Group says implementation of ESA doesn't help salmon; hurts ag
By MITCH LIES
A grower coalition and a group of state agriculture directors have called on the federal Environmental Protection Agency to improve how it carries out the Endangered Species Act.
The coalition on Sept. 16 petitioned the EPA to "take immediate action to establish clear procedures" in how it is implementing mitigation measures to protect salmon from pesticide exposure.
The coalition said EPA's implementation of the act provides no benefits to salmon and ignores provisions in federal law that call for agencies to minimize the impacts on agriculture.
"The magnitude of the damage (to agriculture) could be severe enough to drive fruit, berry, citrus and vegetable growers to foreign countries, costing both jobs and exports," the coalition wrote in a release announcing its petition.
The coalition -- called GET, for Growers for ESA Transparency -- is made up of Western grower associations, including Washington Friends of Farms and Forests, Oregonians for Food and Shelter, Western Growers Association, the California Strawberry Commission, the California Citrus Mutual and California AgriBusiness Presidents Council.
Also, the National Association of State Departments of Agriculture at a meeting in Dover, Del., Sept. 16-20, adopted a resolution calling for EPA to use the best science available in developing mitigation measures for pesticide exposure.

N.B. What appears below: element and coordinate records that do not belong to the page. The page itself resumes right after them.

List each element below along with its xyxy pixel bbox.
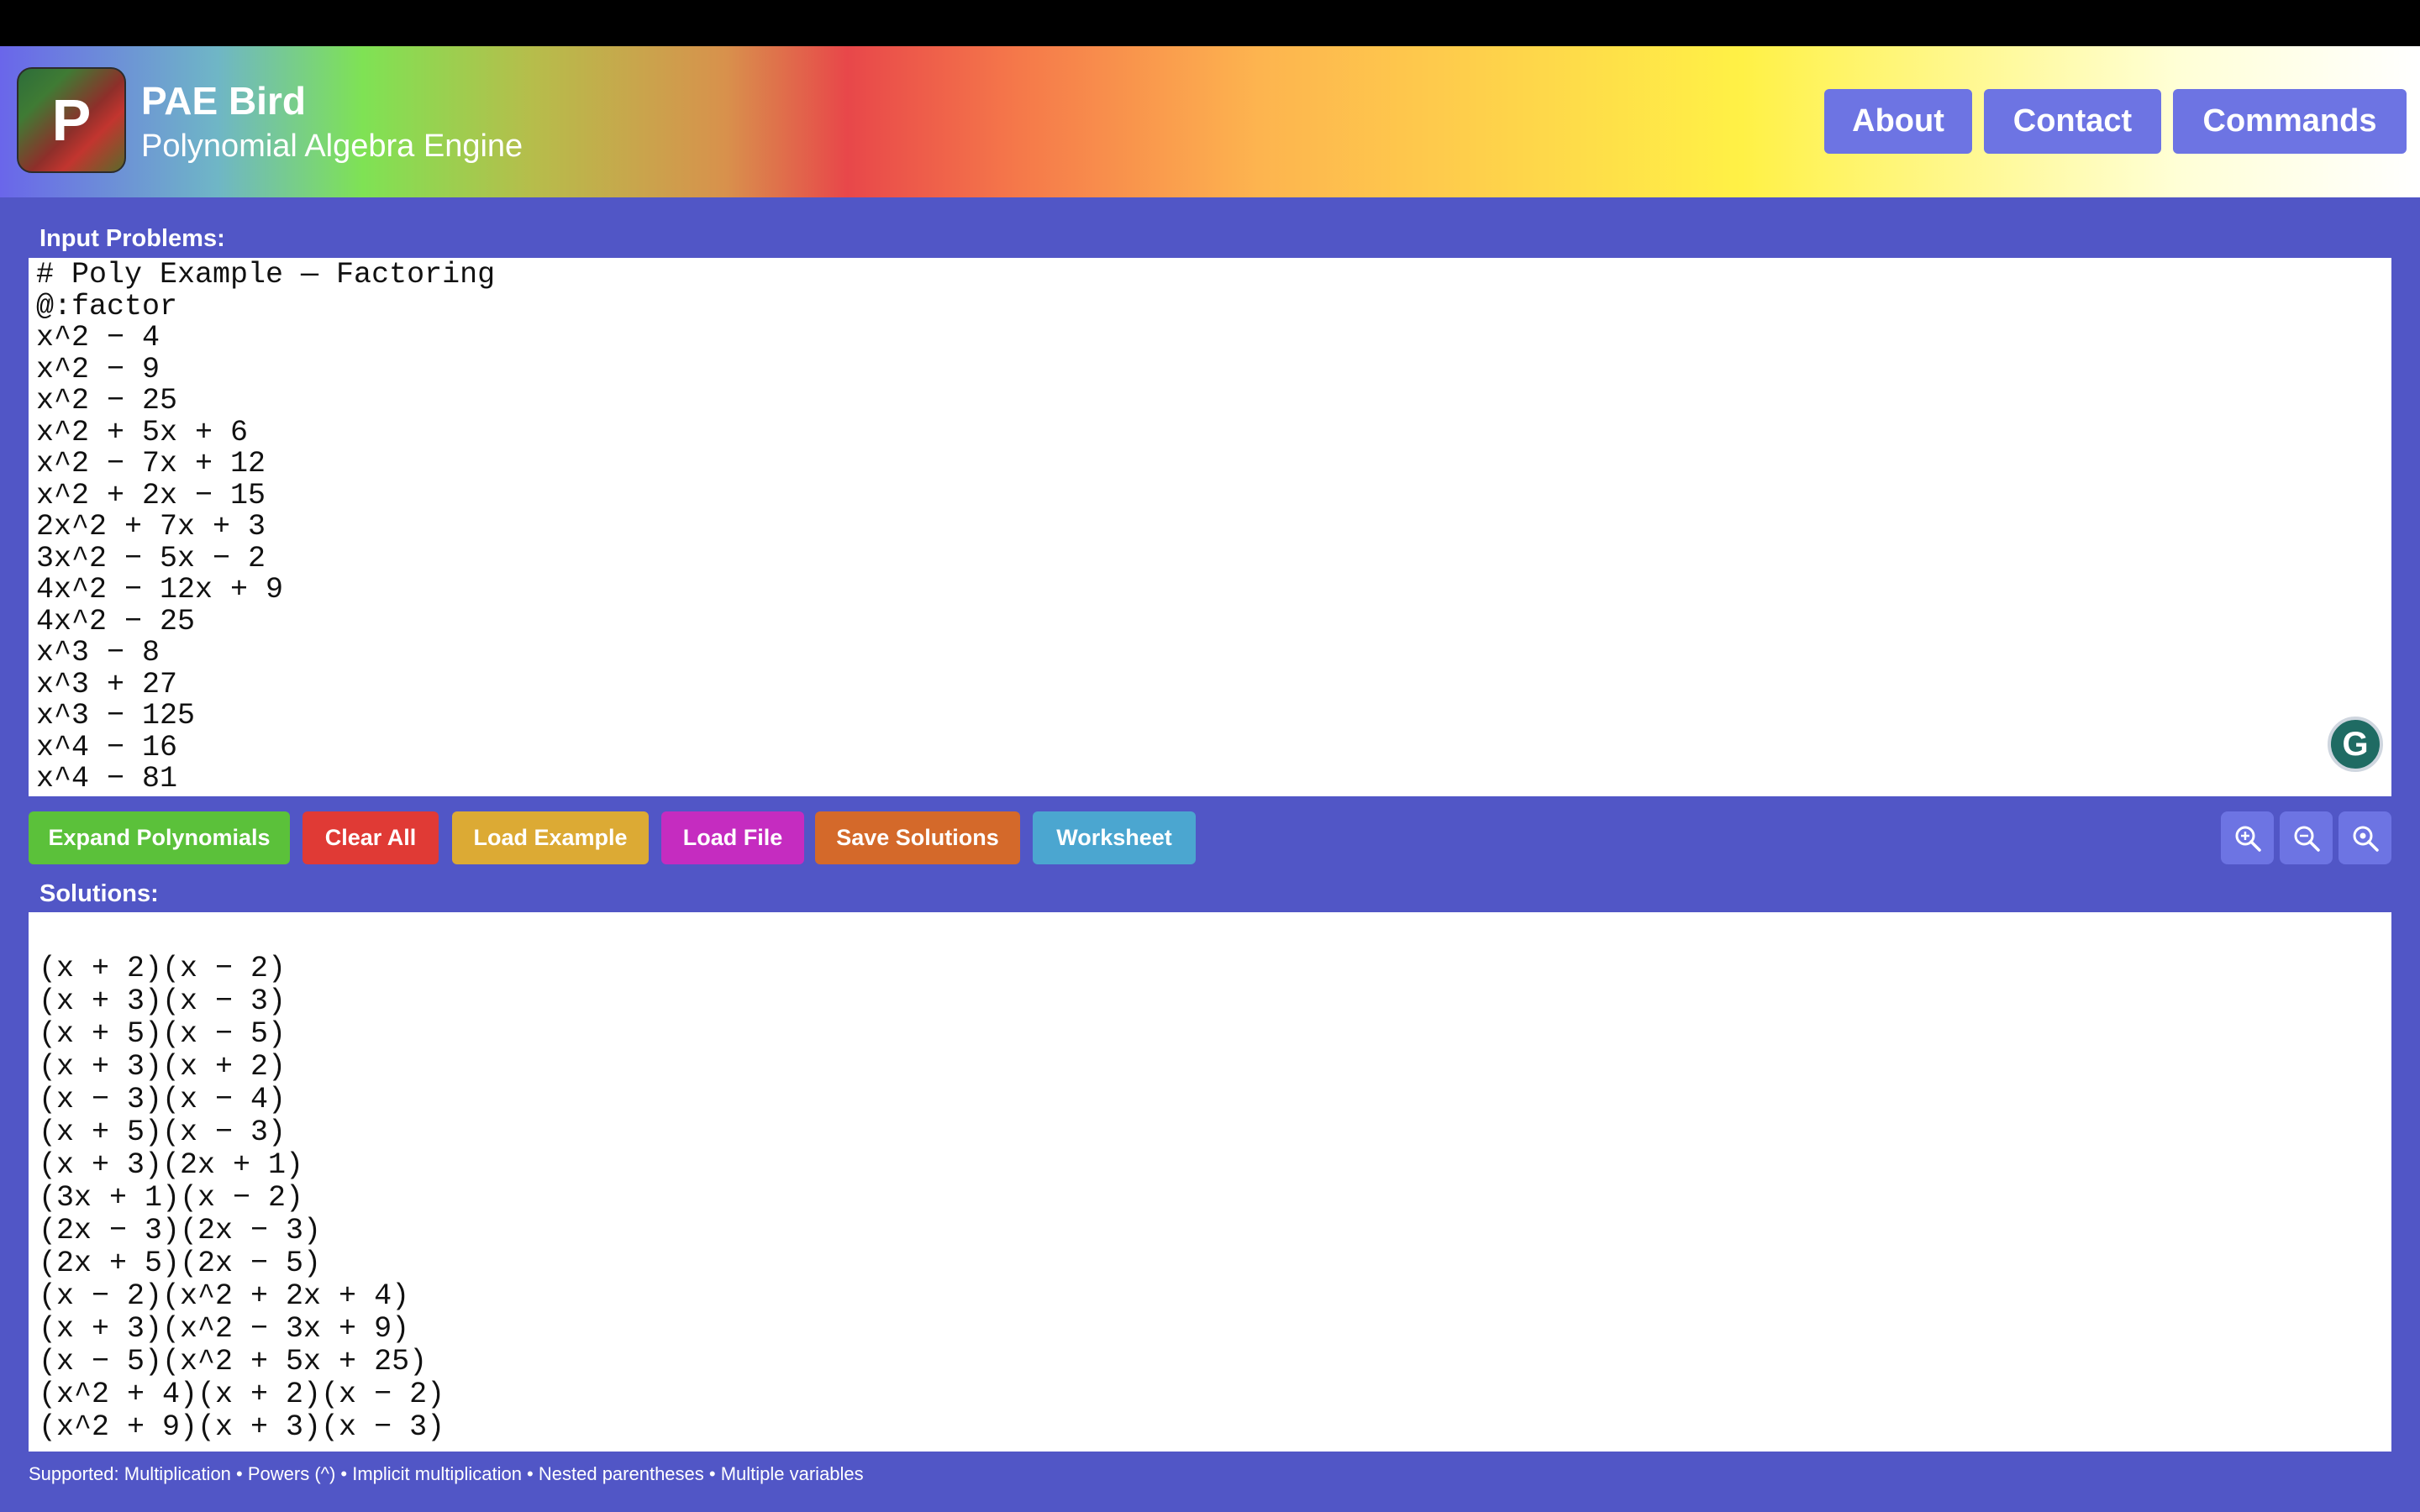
solution-line: (x + 2)(x − 2) [39,952,287,985]
logo-letter: P [51,87,92,153]
solution-line: (x + 5)(x − 5) [39,1017,287,1051]
input-line: x^4 − 16 [36,730,178,764]
clear-all-button[interactable]: Clear All [302,811,439,864]
input-line: 2x^2 + 7x + 3 [36,510,266,543]
top-black-bar [0,0,2420,46]
zoom-reset-icon [2353,826,2379,852]
solution-line: (2x − 3)(2x − 3) [39,1214,322,1247]
app-subtitle: Polynomial Algebra Engine [141,129,523,164]
input-line: x^3 − 8 [36,636,160,669]
zoom-in-button[interactable] [2221,811,2274,864]
zoom-in-icon [2235,826,2261,852]
input-line: # Poly Example — Factoring [36,258,496,291]
input-problems-textarea[interactable]: # Poly Example — Factoring @:factor x^2 − … [29,258,2391,796]
app-logo: P [17,67,126,173]
expand-polynomials-button[interactable]: Expand Polynomials [29,811,290,864]
solution-line: (x − 3)(x − 4) [39,1083,287,1116]
solution-line: (x^2 + 9)(x + 3)(x − 3) [39,1410,445,1444]
worksheet-button[interactable]: Worksheet [1033,811,1196,864]
zoom-out-icon [2294,826,2320,852]
solution-line: (x − 2)(x^2 + 2x + 4) [39,1279,410,1313]
load-file-button[interactable]: Load File [661,811,804,864]
input-line: x^3 − 125 [36,699,196,732]
input-line: x^2 − 25 [36,384,178,417]
grammarly-icon[interactable]: G [2328,717,2383,772]
input-line: @:factor [36,289,178,323]
input-line: x^2 − 7x + 12 [36,447,266,480]
input-line: x^2 − 9 [36,352,160,386]
solution-line: (x + 5)(x − 3) [39,1116,287,1149]
commands-button[interactable]: Commands [2173,89,2407,154]
save-solutions-button[interactable]: Save Solutions [815,811,1020,864]
supported-features-footer: Supported: Multiplication • Powers (^) •… [29,1463,864,1484]
solution-line: (x − 5)(x^2 + 5x + 25) [39,1345,428,1378]
solution-line: (x + 3)(x − 3) [39,984,287,1018]
input-line: x^3 + 27 [36,667,178,701]
solution-lines: (x + 2)(x − 2) (x + 3)(x − 3) (x + 5)(x − … [39,953,445,1444]
zoom-reset-button[interactable] [2338,811,2391,864]
solution-line: (2x + 5)(2x − 5) [39,1247,322,1280]
input-lines: # Poly Example — Factoring @:factor x^2 − … [36,258,496,795]
solutions-label: Solutions: [39,880,159,907]
input-line: x^2 + 5x + 6 [36,415,249,449]
contact-button[interactable]: Contact [1984,89,2161,154]
input-line: 4x^2 − 12x + 9 [36,573,284,606]
app-header: P PAE Bird Polynomial Algebra Engine Abo… [0,46,2420,197]
solution-line: (x + 3)(x + 2) [39,1050,287,1084]
solution-line: (x + 3)(2x + 1) [39,1148,304,1182]
zoom-out-button[interactable] [2280,811,2333,864]
input-line: x^2 + 2x − 15 [36,478,266,512]
solutions-output[interactable]: (x + 2)(x − 2) (x + 3)(x − 3) (x + 5)(x − … [29,912,2391,1452]
solution-line: (x^2 + 4)(x + 2)(x − 2) [39,1378,445,1411]
about-button[interactable]: About [1824,89,1972,154]
input-line: x^4 − 81 [36,762,178,795]
solution-line: (x + 3)(x^2 − 3x + 9) [39,1312,410,1346]
input-line: 4x^2 − 25 [36,604,196,638]
input-line: x^2 − 4 [36,321,160,354]
app-title: PAE Bird [141,79,306,123]
input-problems-label: Input Problems: [39,225,225,252]
load-example-button[interactable]: Load Example [452,811,649,864]
solution-line: (3x + 1)(x − 2) [39,1181,304,1215]
input-line: 3x^2 − 5x − 2 [36,541,266,575]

The association called on EPA to consider the economic feasibility of mitigation measures.
Dalton Hobbs, assistant director of the Oregon Department of Agriculture, said the association "is strongly in favor of considering third-party mediation to move forward the consultation process (between the National Marine Fisheries Service and EPA) as a way to get better agreement on the methods and procedures necessary to evaluate the effects of the pesticides on the listed species."
The Washington State Department of Agriculture introduced the resolution, Hobbs said.
The GET petition highlights several EPA actions that clash with Endangered Species Act provisions, including provisions in Section 1010 of the act that requires the opportunity for public comment and calls for EPA to consider "the needs of agriculture and other pesticide users."
"Instead," according to the petition, "end users are left only with an empty promise on the agency's website, last updated Aug. 29, 2007, that the process for public input is under development."
EPA is consulting with NMFS and the U.S. Fish and Wildlife Service under a 2002 court order on mitigating the effects of some pesticides on threatened and endangered salmon runs.
The agency has proposed prohibiting applications of certain pesticides near salmon-bearing waters and streams that feed into them. Current proposed no-spray buffers range from 25 feet to 1,000 feet.
The coalition wrote that the current consultation process for EPA's registration of pesticides "is not based on the best scientific and commercial data available, excludes input from affected stakeholders, and results in unwarranted restrictions on pesticide products."
Further, "EPA and the Services should be open to receiving information from knowledgeable third parties, and to accord them a greater role in individual consultations from an early stage," the coalition wrote.